Without having propellers attached to your drone, turn your drone on and increase the throttle. Place your fingernail or a pen under each of your motors and feel for vibrations.
- Friction Check
Using your fingers, turn each one of your motor’s shafts and see if they spin freely. If you are unsure whether you feel resistance, try comparing the feeling to a new or spare motor.
- Motor Shaft
By disassembling your motor, you can check to see if the motor’s shaft is bent. Start by removing the shaft and continue by placing the shaft on a flat surface. Roll the shaft over with your finger to check if it rolls straight.
- Propeller Screw
Ensure that the screws of your propellers are not too tight.
- Damaged Motor Components
The last thing to look for is whether there are any signs of burnt windings, loose magnet chips, or damaged bearings inside the motor housing
How To Fix A Motor That Spins Slower
If any of the above inspections correspond to what you find while inspecting your drone’s motor, see the list below, do note that you might have to follow one or more of these solutions to resolve your issue.
If you find a screw that causes your multi-meter to beep, slowly loosen the screw by a couple of rotations, continually checking the screw with your multi-meter. Once your multi-meter stops beeping, the screw is no longer touching the motor’s winding.
Start by tightening the screws holding the motor to the drone’s frame. Then proceed to turn the drone on and repeat your vibration check.
3. Friction Check
If you notice that the drone’s motor isn’t spinning freely, start by removing excess debris. Use a small brush and some water if you need to get the dirt out. Ensure that the motor is completely dry before you reattach it to your drone. Alternatively, if you find that the bearings cause friction, spray each bearing with a small amount of lubricant.
4. Motor Shaft
If your motor’s shaft fails the roll check, it means that it is bent. Unless you have the required tools on hand to straighten the shaft yourself, consider purchasing a new shaft.
5. Propeller Screw
Start by loosening them slightly. The screws keeping your propellers don’t need to be overly tight. These screws just need to be tight enough not to come off during flight.
6. Damaged Motor Components
If you notice substantial damage to the components inside your drone’s motor and do not have the necessary spare parts to replace them, consider buying a new motor entirely.

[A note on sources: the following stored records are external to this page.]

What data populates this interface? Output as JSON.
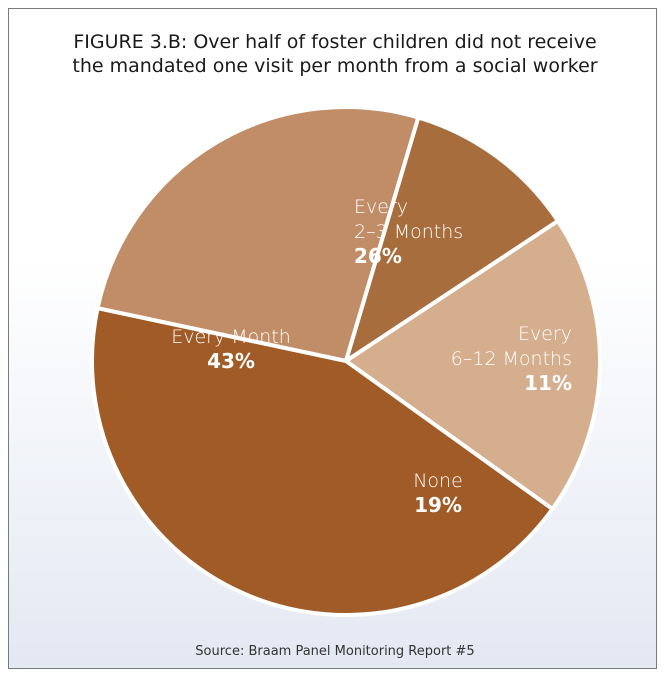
{
  "chart_data": {
    "type": "pie",
    "title_lines": [
      "FIGURE 3.B: Over half of foster children did not receive",
      "the mandated one visit per month from a social worker"
    ],
    "slices": [
      {
        "label_lines": [
          "Every",
          "2–3 Months"
        ],
        "value": 26,
        "value_label": "26%",
        "color": "#c18d66",
        "label_align": "start"
      },
      {
        "label_lines": [
          "Every",
          "6–12 Months"
        ],
        "value": 11,
        "value_label": "11%",
        "color": "#a86d3c",
        "label_align": "end"
      },
      {
        "label_lines": [
          "None"
        ],
        "value": 19,
        "value_label": "19%",
        "color": "#d5ae8d",
        "label_align": "middle"
      },
      {
        "label_lines": [
          "Every Month"
        ],
        "value": 43,
        "value_label": "43%",
        "color": "#a05b26",
        "label_align": "middle"
      }
    ],
    "source": "Source: Braam Panel Monitoring Report #5",
    "border_color": "#7a7a7a",
    "slice_separator_color": "#ffffff",
    "label_color": "#ffffff"
  }
}
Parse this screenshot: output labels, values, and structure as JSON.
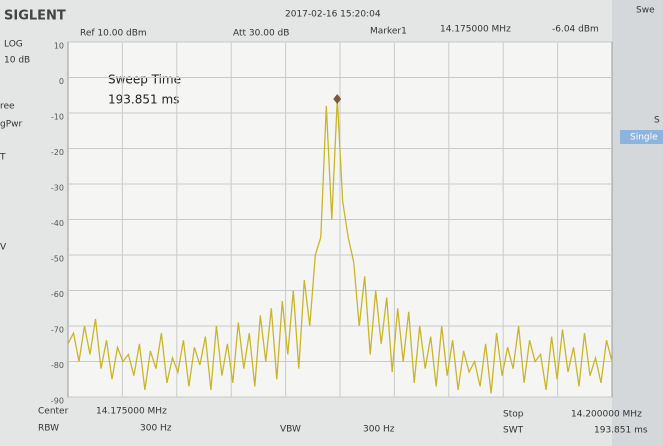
{
  "header": {
    "brand": "SIGLENT",
    "datetime": "2017-02-16  15:20:04",
    "ref": "Ref  10.00 dBm",
    "att": "Att  30.00 dB"
  },
  "left_panel": {
    "scale": "LOG",
    "div": "10 dB",
    "items": [
      "ree",
      "gPwr",
      "T",
      "V"
    ]
  },
  "right_panel": {
    "items": [
      "Swe",
      "S",
      "Single"
    ]
  },
  "footer": {
    "center_label": "Center",
    "center_value": "14.175000 MHz",
    "stop_label": "Stop",
    "stop_value": "14.200000 MHz",
    "rbw_label": "RBW",
    "rbw_value": "300 Hz",
    "vbw_label": "VBW",
    "vbw_value": "300 Hz",
    "swt_label": "SWT",
    "swt_value": "193.851 ms"
  },
  "chart_data": {
    "type": "line",
    "annotation": {
      "title": "Sweep Time",
      "value": "193.851 ms"
    },
    "marker": {
      "name": "Marker1",
      "frequency": "14.175000 MHz",
      "value": -6.04,
      "value_label": "-6.04 dBm"
    },
    "ylim": [
      -90,
      10
    ],
    "yticks": [
      10,
      0,
      -10,
      -20,
      -30,
      -40,
      -50,
      -60,
      -70,
      -80,
      -90
    ],
    "grid": true,
    "color": "#c9b52a",
    "values": [
      -75,
      -72,
      -80,
      -70,
      -78,
      -68,
      -82,
      -74,
      -85,
      -76,
      -80,
      -78,
      -84,
      -75,
      -88,
      -77,
      -82,
      -72,
      -86,
      -79,
      -83,
      -74,
      -87,
      -76,
      -81,
      -73,
      -88,
      -70,
      -84,
      -75,
      -86,
      -69,
      -82,
      -72,
      -87,
      -67,
      -80,
      -65,
      -85,
      -63,
      -78,
      -60,
      -82,
      -57,
      -70,
      -50,
      -45,
      -8,
      -40,
      -6,
      -35,
      -45,
      -52,
      -70,
      -56,
      -78,
      -60,
      -75,
      -62,
      -83,
      -65,
      -80,
      -66,
      -86,
      -70,
      -82,
      -73,
      -87,
      -70,
      -84,
      -74,
      -88,
      -77,
      -83,
      -80,
      -87,
      -75,
      -89,
      -72,
      -84,
      -76,
      -82,
      -70,
      -86,
      -74,
      -80,
      -78,
      -88,
      -73,
      -85,
      -71,
      -83,
      -76,
      -87,
      -72,
      -84,
      -79,
      -86,
      -74,
      -80
    ]
  }
}
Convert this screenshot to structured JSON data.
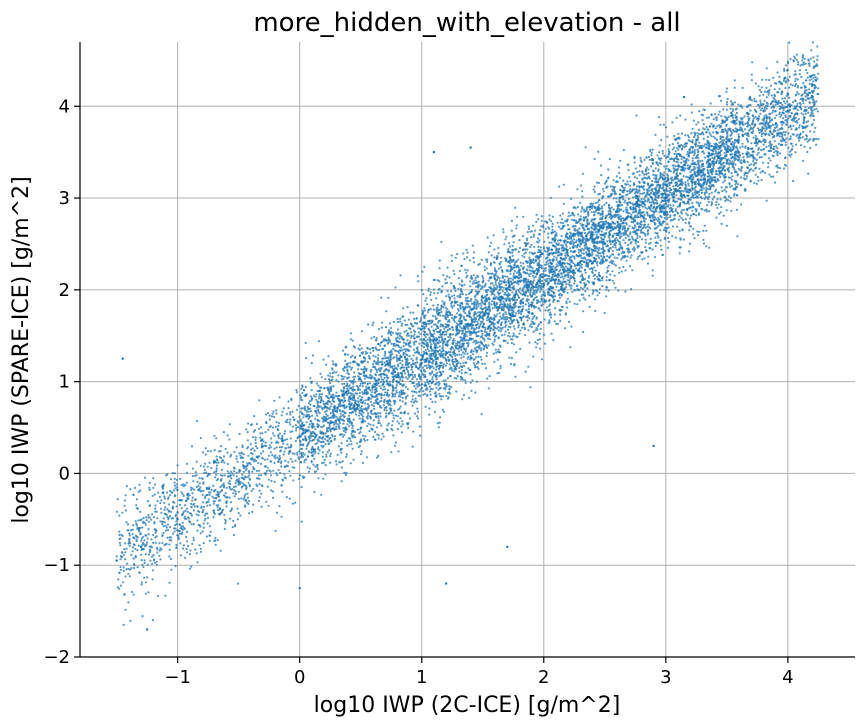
{
  "chart_data": {
    "type": "scatter",
    "title": "more_hidden_with_elevation - all",
    "xlabel": "log10 IWP (2C-ICE) [g/m^2]",
    "ylabel": "log10 IWP (SPARE-ICE) [g/m^2]",
    "xlim": [
      -1.8,
      4.55
    ],
    "ylim": [
      -2.0,
      4.7
    ],
    "xticks": [
      -1,
      0,
      1,
      2,
      3,
      4
    ],
    "yticks": [
      -2,
      -1,
      0,
      1,
      2,
      3,
      4
    ],
    "xtick_labels": [
      "−1",
      "0",
      "1",
      "2",
      "3",
      "4"
    ],
    "ytick_labels": [
      "−2",
      "−1",
      "0",
      "1",
      "2",
      "3",
      "4"
    ],
    "grid": true,
    "color": "#1f77b4",
    "series": [
      {
        "trend": {
          "x_range": [
            -1.5,
            4.25
          ],
          "y_at_x_min": -0.9,
          "y_at_x_max": 4.15
        },
        "sample_points": [
          {
            "x": -1.5,
            "y": -0.95
          },
          {
            "x": -1.3,
            "y": -0.8
          },
          {
            "x": -1.0,
            "y": -0.5
          },
          {
            "x": -0.5,
            "y": -0.1
          },
          {
            "x": 0.0,
            "y": 0.4
          },
          {
            "x": 0.5,
            "y": 0.8
          },
          {
            "x": 1.0,
            "y": 1.2
          },
          {
            "x": 1.5,
            "y": 1.6
          },
          {
            "x": 2.0,
            "y": 2.05
          },
          {
            "x": 2.5,
            "y": 2.5
          },
          {
            "x": 3.0,
            "y": 3.0
          },
          {
            "x": 3.5,
            "y": 3.5
          },
          {
            "x": 4.0,
            "y": 3.95
          },
          {
            "x": 4.2,
            "y": 4.1
          },
          {
            "x": -1.45,
            "y": 1.25
          },
          {
            "x": -1.25,
            "y": -1.7
          },
          {
            "x": 1.1,
            "y": 3.5
          },
          {
            "x": 1.4,
            "y": 3.55
          },
          {
            "x": 2.9,
            "y": 0.3
          },
          {
            "x": 1.2,
            "y": -1.2
          },
          {
            "x": 1.7,
            "y": -0.8
          },
          {
            "x": 0.0,
            "y": -1.25
          },
          {
            "x": 3.15,
            "y": 4.1
          }
        ]
      }
    ]
  }
}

Alternative Causes And Solutions
If none of the above steps resolve your issue, there might be alternate reasons that have nothing to do with the motor itself.
Consider the possibility that the reason your drone’s motor is spinning slower might be settings related to your drone’s flight controller. Open your flight controller’s user-interface and ensure that it has the latest firmware version installed. Check your PWM frequency, your motor’s timing settings as well as your DEMAG settings.
Attaching propellers that are too big for your drone’s motor to handle could be another reason why your motor is straining itself. Consider swapping out the propellers you currently have installed to smaller propellers.
Diagnosing a faulty drone motor can be a daunting challenge to some. Given enough time and patients, you will soon discover the fault in the system, and with the right tools and guidance, you will be able to resolve your issue. If this article didn’t have the answer to your spinning problem, you might want to check out this guide that covers even more common fixes for this problem. Or you can check out some of the drone repair video tips in some of our favorite drone YouTube channels. If all else fails, you always have the option to go online or to your local drone store and purchase a new fresh motor and have a technician inspect your faulty motor on your behalf.